LastPass tends to be a bit more affordable than 1Password. The most affordable Premium Plan is comparable to 1Password, as it costs $3.00 per month. 1Password’s personal plan costs $2.00 per month.

However, the Families Plan is a bit more affordable. It costs only $4.00 per month. Compare that to the $4.99 per month of 1Password’s Family Plan and you’re looking at some nice yearly savings.

The business plans are where 1Password and LastPass really start to differ. 1Password has a couple of plan options. The Teams subscriptions are $3.99 per user. If you want all of the core business features, you’ll have to pay $7.99 per month per user. 1Password also offers a custom Enterprise Plan if you need something more distinct.

With LastPass, you have four different business plans to choose from. They start at $3.00 per month per user on the lower end. This will get you very basic multi-factor authentication features. For the top-of-the-line Identity Plan, you will pay $8.00 per month per user. But, you’re getting all of those convenient features.

Winner: LastPass

This round could go either way. The pricing structures are very similar. The reason we gave it to LastPass was that you have more pricing options. The Families plan is slightly cheaper and you have more flexibility on the business side of things.

 

 

1Password vs LastPass: Customer Support

Finally, we arrive at customer support. Password managers are notorious for having lackluster customer support. So, it’s an important detail to go over.

1Password

1Password has a pretty decent support system. While there isn’t a live chat function or telephone number you can call, there are other lines of communication. The team responds to emails quickly. Plus, they are active on Twitter!

If you would like to troubleshoot on your own, 1Password has a handy knowledgebase. You can find videos, step-by-step tutorials, and more. There’s also a community forum where users actively help each other.

LastPass

The customer support at LastPass is alright. The main gripe we have with it is the difficulty getting ahold of someone. LastPass offers priority support on several of its plans. So if you have a basic plan or a free plan, expect to wait a bit to get a response.

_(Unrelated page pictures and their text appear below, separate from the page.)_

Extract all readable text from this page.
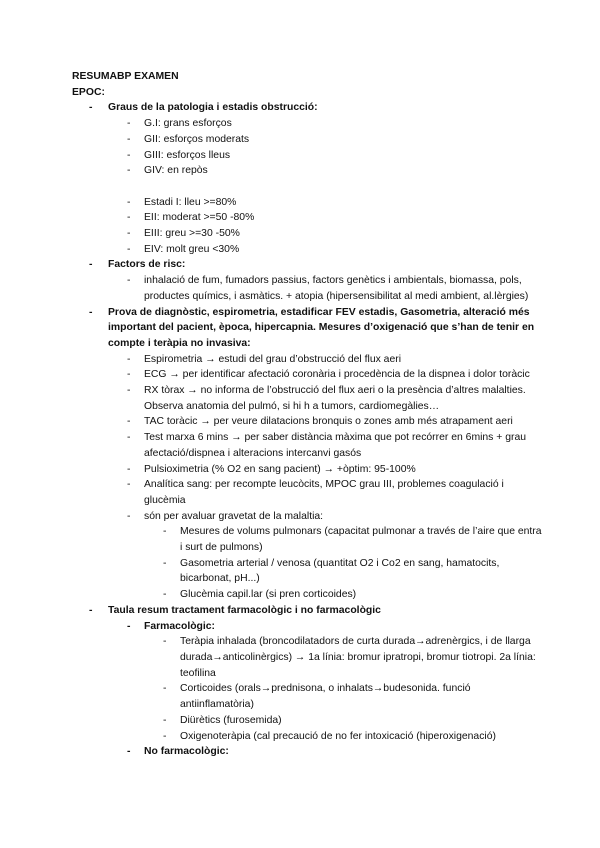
RESUMABP EXAMEN
EPOC:
- Graus de la patologia i estadis obstrucció:
- G.I: grans esforços
- GII: esforços moderats
- GIII: esforços lleus
- GIV: en repòs
- Estadi I: lleu >=80%
- EII: moderat >=50 -80%
- EIII: greu >=30 -50%
- EIV: molt greu <30%
- Factors de risc:
- inhalació de fum, fumadors passius, factors genètics i ambientals, biomassa, pols, productes químics, i asmàtics. + atopia (hipersensibilitat al medi ambient, al.lèrgies)
- Prova de diagnòstic, espirometria, estadificar FEV estadis, Gasometria, alteració més important del pacient, època, hipercapnia. Mesures d’oxigenació que s’han de tenir en compte i teràpia no invasiva:
- Espirometria → estudi del grau d’obstrucció del flux aeri
- ECG → per identificar afectació coronària i procedència de la dispnea i dolor toràcic
- RX tòrax → no informa de l’obstrucció del flux aeri o la presència d’altres malalties. Observa anatomia del pulmó, si hi h a tumors, cardiomegàlies…
- TAC toràcic → per veure dilatacions bronquis o zones amb més atrapament aeri
- Test marxa 6 mins → per saber distància màxima que pot recórrer en 6mins + grau afectació/dispnea i alteracions intercanvi gasós
- Pulsioximetria (% O2 en sang pacient) → +òptim: 95-100%
- Analítica sang: per recompte leucòcits, MPOC grau III, problemes coagulació i glucèmia
- són per avaluar gravetat de la malaltia:
- Mesures de volums pulmonars (capacitat pulmonar a través de l’aire que entra i surt de pulmons)
- Gasometria arterial / venosa (quantitat O2 i Co2 en sang, hamatocits, bicarbonat, pH...)
- Glucèmia capil.lar (si pren corticoides)
- Taula resum tractament farmacològic i no farmacològic
- Farmacològic:
- Teràpia inhalada (broncodilatadors de curta durada→adrenèrgics, i de llarga durada→anticolinèrgics) → 1a línia: bromur ipratropi, bromur tiotropi. 2a línia: teofilina
- Corticoides (orals→prednisona, o inhalats→budesonida. funció antiinflamatòria)
- Diürètics (furosemida)
- Oxigenoteràpia (cal precaució de no fer intoxicació (hiperoxigenació)
- No farmacològic:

To make matters worse, it’s hard to get contact information. When you request help, you’re presented with many self-help guides. Before you can get an email address to use, you must go through those guides. It can be a real hassle if you’re in a hurry!

Winner: 1Password

1Password’s customer support system isn’t perfect by any means. But, it’s far better than that of LastPass.

 

 

Summary

You can’t go wrong with either LastPass or 1Password as your password manager. That said, our comparison produced a clear winner: LastPass!

LastPass seems to provide better overall quality than 1Password. That’s not to say that 1Password is bad. But LastPass just takes things to the next level. The service is focused on providing top-notch security at every corner. There are no unnecessary extras. With its simple user interface, multiple authentication options, and powerful password tools, there’s a lot to love about LastPass!